- Film poster
- Directed by: Alfred Sole
- Written by: Pierre Brousseau
- Produced by: Pierre Brousseau
- Starring: Vanity Richard Sargent
- Cinematography: Mark Irwin
- Edited by: Andrew Henderson Michael MacLaverty
- Music by: Jean Musy
- Production companies: Canadian Film Development Corporation Fred Baker Films
- Distributed by: Fred Baker Films International Film Exchange
- Release date: December 5, 1980;
- Countries: United States Canada
- Language: English
- Budget: $1 million

= Tanya's Island =

1980 film by Alfred Sole

Tanya's Island is a 1980 Canadian-American fantasy film directed by Alfred Sole. It stars Denise "Vanity" Matthews (credited as “D.D. Winters”) as a young woman caught up in a love triangle with her aggressive boyfriend and a wild ape-man on an imaginary tropical island. The ape suit was created by Rick Baker and Rob Bottin, with special effects contributions from Steve Johnson.

==Plot==
Tanya is a female model in Toronto who lives with her boyfriend Lobo, a surrealist painter who is extremely violent. Subjected to Lobo's constant abuse, Tanya dreams of escaping to a desert island, and her dream comes true. The only other person on her island is an enormous blue-eyed man-ape who emerged from one of Lobo's paintings. Tanya befriends the beast and nicknames him "Blue." Soon she begins to feels a strange attraction to the creature, which makes Lobo increasingly jealous in the real world.

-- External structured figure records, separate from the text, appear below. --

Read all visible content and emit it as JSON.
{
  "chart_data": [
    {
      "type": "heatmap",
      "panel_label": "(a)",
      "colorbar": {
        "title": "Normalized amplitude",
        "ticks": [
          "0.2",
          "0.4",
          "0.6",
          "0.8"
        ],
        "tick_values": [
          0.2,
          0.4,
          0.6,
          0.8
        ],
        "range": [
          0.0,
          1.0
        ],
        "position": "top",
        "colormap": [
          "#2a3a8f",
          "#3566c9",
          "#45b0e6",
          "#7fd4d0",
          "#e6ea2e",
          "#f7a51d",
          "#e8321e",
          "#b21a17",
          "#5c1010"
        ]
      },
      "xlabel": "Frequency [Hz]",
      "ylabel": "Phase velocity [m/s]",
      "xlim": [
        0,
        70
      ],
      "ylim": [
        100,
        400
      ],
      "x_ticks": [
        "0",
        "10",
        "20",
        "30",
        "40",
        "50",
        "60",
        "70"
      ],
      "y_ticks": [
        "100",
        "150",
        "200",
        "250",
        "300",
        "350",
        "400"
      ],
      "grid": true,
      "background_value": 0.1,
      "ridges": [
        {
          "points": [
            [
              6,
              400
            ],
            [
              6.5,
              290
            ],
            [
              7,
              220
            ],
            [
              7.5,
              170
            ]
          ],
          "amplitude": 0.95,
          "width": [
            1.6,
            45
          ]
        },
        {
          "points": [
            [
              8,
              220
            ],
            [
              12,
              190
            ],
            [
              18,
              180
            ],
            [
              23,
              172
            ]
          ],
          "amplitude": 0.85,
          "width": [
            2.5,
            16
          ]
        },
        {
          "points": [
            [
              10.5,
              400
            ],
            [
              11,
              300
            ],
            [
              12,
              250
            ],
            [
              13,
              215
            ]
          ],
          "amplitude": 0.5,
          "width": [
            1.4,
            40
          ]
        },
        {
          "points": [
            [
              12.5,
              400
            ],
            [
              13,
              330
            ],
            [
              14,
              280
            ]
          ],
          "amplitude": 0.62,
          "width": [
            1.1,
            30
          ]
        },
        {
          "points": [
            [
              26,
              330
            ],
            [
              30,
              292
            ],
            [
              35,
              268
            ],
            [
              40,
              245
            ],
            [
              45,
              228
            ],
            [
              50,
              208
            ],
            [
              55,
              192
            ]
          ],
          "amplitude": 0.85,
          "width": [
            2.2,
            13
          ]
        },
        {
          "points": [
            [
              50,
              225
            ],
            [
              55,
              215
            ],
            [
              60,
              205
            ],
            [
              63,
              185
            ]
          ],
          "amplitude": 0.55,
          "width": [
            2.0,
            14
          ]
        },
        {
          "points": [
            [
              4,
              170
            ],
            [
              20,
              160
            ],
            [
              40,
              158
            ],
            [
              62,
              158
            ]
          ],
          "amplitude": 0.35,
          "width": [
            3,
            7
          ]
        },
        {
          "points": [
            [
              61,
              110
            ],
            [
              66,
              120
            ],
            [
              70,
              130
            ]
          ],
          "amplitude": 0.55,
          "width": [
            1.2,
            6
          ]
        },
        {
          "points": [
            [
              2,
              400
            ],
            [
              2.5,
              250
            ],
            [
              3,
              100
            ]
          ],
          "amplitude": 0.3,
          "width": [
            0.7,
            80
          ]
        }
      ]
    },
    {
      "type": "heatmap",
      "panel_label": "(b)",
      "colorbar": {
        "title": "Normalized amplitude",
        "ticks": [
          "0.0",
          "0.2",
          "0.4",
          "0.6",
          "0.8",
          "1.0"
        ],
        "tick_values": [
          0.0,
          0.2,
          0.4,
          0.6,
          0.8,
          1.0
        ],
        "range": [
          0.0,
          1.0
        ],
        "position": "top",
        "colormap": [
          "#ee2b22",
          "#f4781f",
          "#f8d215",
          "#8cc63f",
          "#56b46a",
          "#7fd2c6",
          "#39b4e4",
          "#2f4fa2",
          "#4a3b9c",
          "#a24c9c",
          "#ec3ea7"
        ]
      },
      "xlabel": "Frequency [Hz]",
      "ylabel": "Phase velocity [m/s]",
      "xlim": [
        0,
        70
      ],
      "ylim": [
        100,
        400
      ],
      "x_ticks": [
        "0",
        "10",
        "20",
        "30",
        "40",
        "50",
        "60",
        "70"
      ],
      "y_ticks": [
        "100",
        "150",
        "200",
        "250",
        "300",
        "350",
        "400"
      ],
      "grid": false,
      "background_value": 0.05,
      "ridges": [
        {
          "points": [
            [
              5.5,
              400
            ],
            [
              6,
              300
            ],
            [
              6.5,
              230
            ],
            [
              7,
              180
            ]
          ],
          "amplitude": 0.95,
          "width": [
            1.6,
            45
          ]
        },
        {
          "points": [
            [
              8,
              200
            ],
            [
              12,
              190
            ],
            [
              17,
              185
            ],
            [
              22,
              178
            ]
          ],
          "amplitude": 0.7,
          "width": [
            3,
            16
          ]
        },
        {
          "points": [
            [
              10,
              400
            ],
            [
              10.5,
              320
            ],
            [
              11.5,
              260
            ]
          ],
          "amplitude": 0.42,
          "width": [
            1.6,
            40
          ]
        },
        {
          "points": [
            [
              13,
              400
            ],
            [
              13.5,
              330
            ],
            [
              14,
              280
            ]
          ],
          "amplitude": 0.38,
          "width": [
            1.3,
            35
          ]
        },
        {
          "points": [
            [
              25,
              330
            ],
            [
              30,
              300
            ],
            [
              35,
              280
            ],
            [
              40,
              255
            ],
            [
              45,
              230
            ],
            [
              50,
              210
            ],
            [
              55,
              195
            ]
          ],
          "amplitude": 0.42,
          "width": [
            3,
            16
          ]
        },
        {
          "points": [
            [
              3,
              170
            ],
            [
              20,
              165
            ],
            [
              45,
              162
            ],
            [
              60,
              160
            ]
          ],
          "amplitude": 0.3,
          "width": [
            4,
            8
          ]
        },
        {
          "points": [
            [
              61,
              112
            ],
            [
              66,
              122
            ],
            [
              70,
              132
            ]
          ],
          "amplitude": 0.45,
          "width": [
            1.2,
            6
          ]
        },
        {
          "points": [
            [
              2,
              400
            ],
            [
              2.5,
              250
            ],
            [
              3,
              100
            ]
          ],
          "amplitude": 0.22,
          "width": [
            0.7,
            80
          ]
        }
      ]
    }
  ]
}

He becomes determined to capture the man-ape and put it in a cage.

==Cast==
- Vanity as Tanya (credited as D.D. Winters)
- Richard Sargent as Lobo
- Mariette Lévesque as Kelly
- Don McLeod as Blue (credited as Don McCloud)
- Donny Burns as Blue's Voice

==Production==
Mick Garris and Alfred Sole had written the screenplay together, but their work on the final film went uncredited as producer Pierre Brousseau who came up with the initial idea changed the script notably making Blue more threatening and less sympathetic than in the initial draft. When Sole and Brousseau approached Rick Baker about doing the creature effects, the two envisioned a standard gorilla design but Baker only agreed to do the creature work if he was given free rein on the design.
As Baker wanted to create something new and exotic, he opted for a mixture of baboon and orangutan which he nicknamed a "Boom-Orang." As Baker had to leave due to commitments on The Incredible Shrinking Woman, Baker's designs were entrusted to Rob Bottin.